The North Carolina Court of Appeals recently decided in Fowler v. North Carolina Department of Revenue, No. COA-14-1302 (August 8, 2015) that the owners of a construction company in Raleigh owed none of the $10.4 million capital gains tax from the sale of their business claimed by the NCDOR, because they changed tax residency to Florida a few weeks before the sale closing. This has been a very highly contested case and the taxpayers have won for the third time, first at trial before an administrative law judge, then before the NC Superior Court, then before the Court of Appeals.
The Fowler case is significant because of the complex nature of the facts and the trial court's findings that they intended to change their domicile to Florida right before selling their business due to the steps they took to achieve the change (including buying a larger new home in Florida, starting a Florida business, changing their address) even though their steps were less than perfect and even though they had continuing contacts with North Carolina by keeping their old home, and continuing to work for the company's buyer after the sale for a temporary period of time.

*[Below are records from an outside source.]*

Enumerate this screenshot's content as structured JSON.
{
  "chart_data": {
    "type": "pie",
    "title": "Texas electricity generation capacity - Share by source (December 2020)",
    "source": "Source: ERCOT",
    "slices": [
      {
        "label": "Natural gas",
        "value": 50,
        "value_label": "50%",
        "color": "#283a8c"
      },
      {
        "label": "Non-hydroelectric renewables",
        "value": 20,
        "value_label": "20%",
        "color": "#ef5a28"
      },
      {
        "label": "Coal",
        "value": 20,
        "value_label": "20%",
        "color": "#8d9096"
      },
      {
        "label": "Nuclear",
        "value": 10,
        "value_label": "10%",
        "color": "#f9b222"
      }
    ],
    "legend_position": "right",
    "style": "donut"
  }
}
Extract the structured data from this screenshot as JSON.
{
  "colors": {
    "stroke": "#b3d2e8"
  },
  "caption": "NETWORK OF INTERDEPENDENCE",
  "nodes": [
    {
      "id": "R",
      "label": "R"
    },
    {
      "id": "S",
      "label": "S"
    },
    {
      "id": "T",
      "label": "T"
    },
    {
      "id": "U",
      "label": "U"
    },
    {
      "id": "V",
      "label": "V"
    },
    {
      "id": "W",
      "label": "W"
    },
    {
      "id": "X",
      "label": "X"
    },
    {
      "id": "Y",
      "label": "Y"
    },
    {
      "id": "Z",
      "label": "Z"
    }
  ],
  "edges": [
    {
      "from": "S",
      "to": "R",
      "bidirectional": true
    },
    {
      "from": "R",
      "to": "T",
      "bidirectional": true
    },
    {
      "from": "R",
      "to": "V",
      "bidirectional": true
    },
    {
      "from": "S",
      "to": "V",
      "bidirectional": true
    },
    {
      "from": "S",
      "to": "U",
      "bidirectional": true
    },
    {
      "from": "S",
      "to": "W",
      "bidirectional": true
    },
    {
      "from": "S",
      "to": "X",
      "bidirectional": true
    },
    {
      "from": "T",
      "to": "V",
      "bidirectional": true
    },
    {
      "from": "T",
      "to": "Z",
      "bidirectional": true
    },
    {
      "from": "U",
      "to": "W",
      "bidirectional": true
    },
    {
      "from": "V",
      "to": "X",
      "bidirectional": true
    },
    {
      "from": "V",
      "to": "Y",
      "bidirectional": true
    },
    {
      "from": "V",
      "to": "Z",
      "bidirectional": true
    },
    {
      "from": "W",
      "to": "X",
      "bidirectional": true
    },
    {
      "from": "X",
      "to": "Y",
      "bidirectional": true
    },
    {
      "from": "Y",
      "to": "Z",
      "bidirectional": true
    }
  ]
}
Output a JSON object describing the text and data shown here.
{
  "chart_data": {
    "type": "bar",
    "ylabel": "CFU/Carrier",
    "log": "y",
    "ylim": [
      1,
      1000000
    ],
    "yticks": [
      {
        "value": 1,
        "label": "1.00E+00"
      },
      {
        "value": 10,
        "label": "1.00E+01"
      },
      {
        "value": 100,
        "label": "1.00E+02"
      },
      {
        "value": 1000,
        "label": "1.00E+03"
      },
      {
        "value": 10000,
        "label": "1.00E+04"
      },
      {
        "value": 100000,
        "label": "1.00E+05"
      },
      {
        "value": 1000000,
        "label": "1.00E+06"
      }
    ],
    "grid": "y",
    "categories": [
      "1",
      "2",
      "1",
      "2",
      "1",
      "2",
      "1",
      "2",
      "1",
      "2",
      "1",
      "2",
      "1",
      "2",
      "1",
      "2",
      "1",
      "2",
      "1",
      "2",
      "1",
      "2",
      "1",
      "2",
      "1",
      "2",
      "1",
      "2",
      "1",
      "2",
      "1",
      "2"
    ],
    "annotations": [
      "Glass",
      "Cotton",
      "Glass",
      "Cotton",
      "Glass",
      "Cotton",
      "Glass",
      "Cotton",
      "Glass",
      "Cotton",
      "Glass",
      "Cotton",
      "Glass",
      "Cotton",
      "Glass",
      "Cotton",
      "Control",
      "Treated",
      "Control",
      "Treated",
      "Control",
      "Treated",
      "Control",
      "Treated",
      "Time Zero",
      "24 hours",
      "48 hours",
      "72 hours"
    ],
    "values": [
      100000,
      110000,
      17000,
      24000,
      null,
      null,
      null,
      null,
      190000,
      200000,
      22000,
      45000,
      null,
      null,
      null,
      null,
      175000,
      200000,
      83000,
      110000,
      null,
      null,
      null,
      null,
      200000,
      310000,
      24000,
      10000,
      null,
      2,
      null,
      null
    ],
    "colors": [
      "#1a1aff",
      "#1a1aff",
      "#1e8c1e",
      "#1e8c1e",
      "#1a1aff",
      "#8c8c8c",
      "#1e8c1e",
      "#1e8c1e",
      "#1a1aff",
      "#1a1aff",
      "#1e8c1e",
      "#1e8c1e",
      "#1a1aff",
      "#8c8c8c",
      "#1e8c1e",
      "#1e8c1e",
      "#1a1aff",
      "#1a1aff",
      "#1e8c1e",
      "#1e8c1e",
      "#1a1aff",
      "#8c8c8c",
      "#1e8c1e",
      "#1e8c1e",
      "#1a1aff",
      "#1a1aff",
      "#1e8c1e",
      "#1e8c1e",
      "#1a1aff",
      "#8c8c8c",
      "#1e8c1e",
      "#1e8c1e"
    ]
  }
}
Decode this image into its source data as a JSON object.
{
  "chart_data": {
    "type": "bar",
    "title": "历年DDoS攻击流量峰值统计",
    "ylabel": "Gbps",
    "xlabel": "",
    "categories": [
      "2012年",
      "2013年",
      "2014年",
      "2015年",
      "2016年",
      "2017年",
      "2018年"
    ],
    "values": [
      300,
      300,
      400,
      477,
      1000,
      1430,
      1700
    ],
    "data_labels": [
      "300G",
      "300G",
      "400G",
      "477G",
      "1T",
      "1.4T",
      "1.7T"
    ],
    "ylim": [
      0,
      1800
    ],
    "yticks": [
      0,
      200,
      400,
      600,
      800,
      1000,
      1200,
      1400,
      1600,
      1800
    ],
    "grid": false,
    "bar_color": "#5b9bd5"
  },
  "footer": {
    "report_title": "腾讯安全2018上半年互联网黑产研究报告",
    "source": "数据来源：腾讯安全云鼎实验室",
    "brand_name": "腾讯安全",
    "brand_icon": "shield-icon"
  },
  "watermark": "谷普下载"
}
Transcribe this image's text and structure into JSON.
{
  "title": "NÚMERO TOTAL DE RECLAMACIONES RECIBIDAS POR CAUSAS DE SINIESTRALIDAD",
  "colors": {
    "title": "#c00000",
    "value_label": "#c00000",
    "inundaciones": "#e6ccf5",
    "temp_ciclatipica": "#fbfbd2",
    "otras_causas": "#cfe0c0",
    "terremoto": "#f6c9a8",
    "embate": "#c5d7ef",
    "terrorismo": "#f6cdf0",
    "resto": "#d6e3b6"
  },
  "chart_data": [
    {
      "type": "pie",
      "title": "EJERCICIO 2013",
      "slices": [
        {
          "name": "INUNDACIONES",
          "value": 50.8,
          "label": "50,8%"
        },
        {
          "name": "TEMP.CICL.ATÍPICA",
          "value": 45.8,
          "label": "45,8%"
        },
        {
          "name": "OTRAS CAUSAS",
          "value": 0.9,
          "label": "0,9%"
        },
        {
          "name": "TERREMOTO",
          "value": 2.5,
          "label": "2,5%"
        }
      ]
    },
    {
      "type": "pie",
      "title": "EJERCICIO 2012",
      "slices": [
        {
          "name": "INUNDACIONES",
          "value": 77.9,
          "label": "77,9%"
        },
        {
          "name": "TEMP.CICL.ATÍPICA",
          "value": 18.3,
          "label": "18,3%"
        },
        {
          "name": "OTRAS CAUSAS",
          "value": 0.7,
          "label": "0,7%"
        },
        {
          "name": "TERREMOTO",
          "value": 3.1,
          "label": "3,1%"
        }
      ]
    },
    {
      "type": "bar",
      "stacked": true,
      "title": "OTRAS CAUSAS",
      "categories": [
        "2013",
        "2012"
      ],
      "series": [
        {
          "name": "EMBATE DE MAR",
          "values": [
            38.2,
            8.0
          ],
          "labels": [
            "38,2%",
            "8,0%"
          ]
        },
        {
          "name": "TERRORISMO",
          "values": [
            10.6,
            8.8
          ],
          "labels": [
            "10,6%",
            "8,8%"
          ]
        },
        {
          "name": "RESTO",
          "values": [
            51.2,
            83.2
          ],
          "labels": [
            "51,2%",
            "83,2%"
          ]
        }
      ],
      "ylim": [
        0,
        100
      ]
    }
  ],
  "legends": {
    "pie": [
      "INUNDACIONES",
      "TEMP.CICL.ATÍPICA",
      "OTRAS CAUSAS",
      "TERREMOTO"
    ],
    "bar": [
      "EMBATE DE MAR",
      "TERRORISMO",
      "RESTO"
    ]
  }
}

Our Firm was handled the taxpayer's administrative appeal in the case and served as co-counsel at trial. Our view is that the Court of Appeals decision was a just one when all the change of domicile factors are analyzed, and that it is not necessary for a taxpayer to sever every single tie with the prior state of domicile to change to another state, which is consistent with tax residency decisions in other states, most notably of which is the Allen Page case in Minnesota.